Critics charge that Bush is short on his plan’s specifics and said he has not identified exactly how he will acquire the money. Among those critics is Rep. George Miller (D-Calif.), the ranking Democrat on the House Education and Workforce Committee. Miller has proposed his own solution to increase Pell funding in the form of legislation co-authored with Rep. Thomas Petri (R-Wis.).

The Petri-Miller legislation would change the way federal student loans are subsidized so that college financial aid offices would have more cash available to pay for Pell Grants. Under the Petri-Miller proposal, known as the Direct Loan program, the government would administer loans itself, as opposed to the current system that relies banks and financial institutions to administer funds.

“We’re letting schools keep the savings from the subsidies that currently go to the banks,” said Jason Delisle, legislative assistant to Petri, who added that the program would operate at no additional cost to taxpayers.

A study conducted by the nonpartisan Congressional Budget Office estimated that Pell Grants could be increased by $12 billion dollars over the next ten years if the Petri-Miller proposal were to pass.

The proposal is expected to meet resistance from the banking and financial service industries, which currently profit from administering federal loans.

“Our student loan program is awash with big subsidies for private banks that are completely unnecessary,” said Petri, vice chairman of the Education and Workforce Committee, in a written statement. “If we stop subsidizing banks and just provide the loans directly from the U.S. Treasury, we could free up billions of dollars to be used for Pell scholarships.”

Delisle noted that individual universities would have to decide whether to enroll in the program; those that do not would not receive any additional Pell funding.

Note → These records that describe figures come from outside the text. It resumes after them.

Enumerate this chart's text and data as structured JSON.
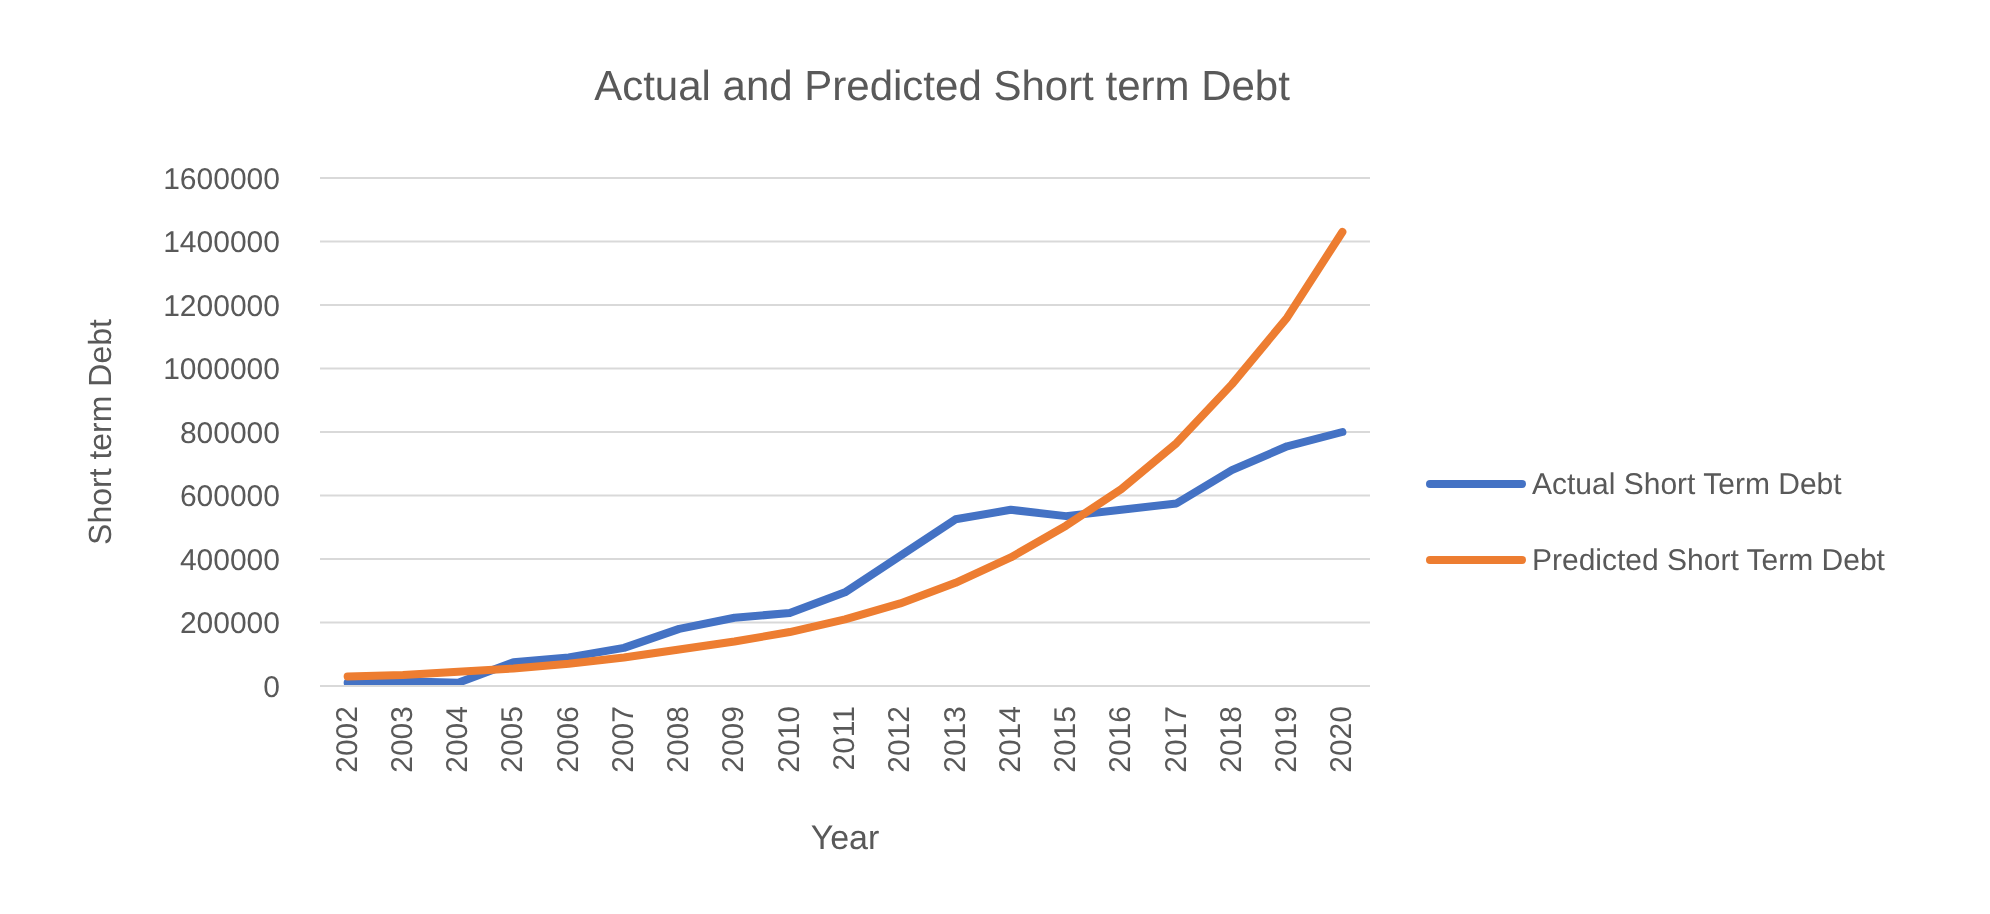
{
  "chart_data": {
    "type": "line",
    "title": "Actual and Predicted Short term Debt",
    "xlabel": "Year",
    "ylabel": "Short term Debt",
    "categories": [
      "2002",
      "2003",
      "2004",
      "2005",
      "2006",
      "2007",
      "2008",
      "2009",
      "2010",
      "2011",
      "2012",
      "2013",
      "2014",
      "2015",
      "2016",
      "2017",
      "2018",
      "2019",
      "2020"
    ],
    "series": [
      {
        "name": "Actual Short Term Debt",
        "color": "#4472c4",
        "values": [
          10000,
          15000,
          10000,
          75000,
          90000,
          120000,
          180000,
          215000,
          230000,
          295000,
          410000,
          525000,
          555000,
          535000,
          555000,
          575000,
          680000,
          755000,
          800000
        ]
      },
      {
        "name": "Predicted Short Term Debt",
        "color": "#ed7d31",
        "values": [
          30000,
          35000,
          45000,
          55000,
          70000,
          90000,
          115000,
          140000,
          170000,
          210000,
          260000,
          325000,
          405000,
          505000,
          620000,
          765000,
          950000,
          1160000,
          1430000
        ]
      }
    ],
    "ylim": [
      0,
      1600000
    ],
    "yticks": [
      0,
      200000,
      400000,
      600000,
      800000,
      1000000,
      1200000,
      1400000,
      1600000
    ],
    "grid": "y",
    "legend": "right",
    "marker": "none",
    "line_style": "solid"
  }
}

Daniel Small, GW’s director of financial aid, declined to comment on whether GW would consider enrolling in the Direct Loan program were it to become established through law.

“We have to review and evaluate all our options,” Small said.

Neither Bush’s proposal nor the Petri-Miller bill will attempt to reverse the stricter eligibility requirements passed by Congress for 2005-06 Pell Grant recipients that will cause some students at higher income levels to lose their grants. Congress may revise the qualification formula for future academic years if Pell’s funding problems dissipate.

Small said GW will likely be able to compensate students who lose their Pell Grants with GW funds or other aid programs.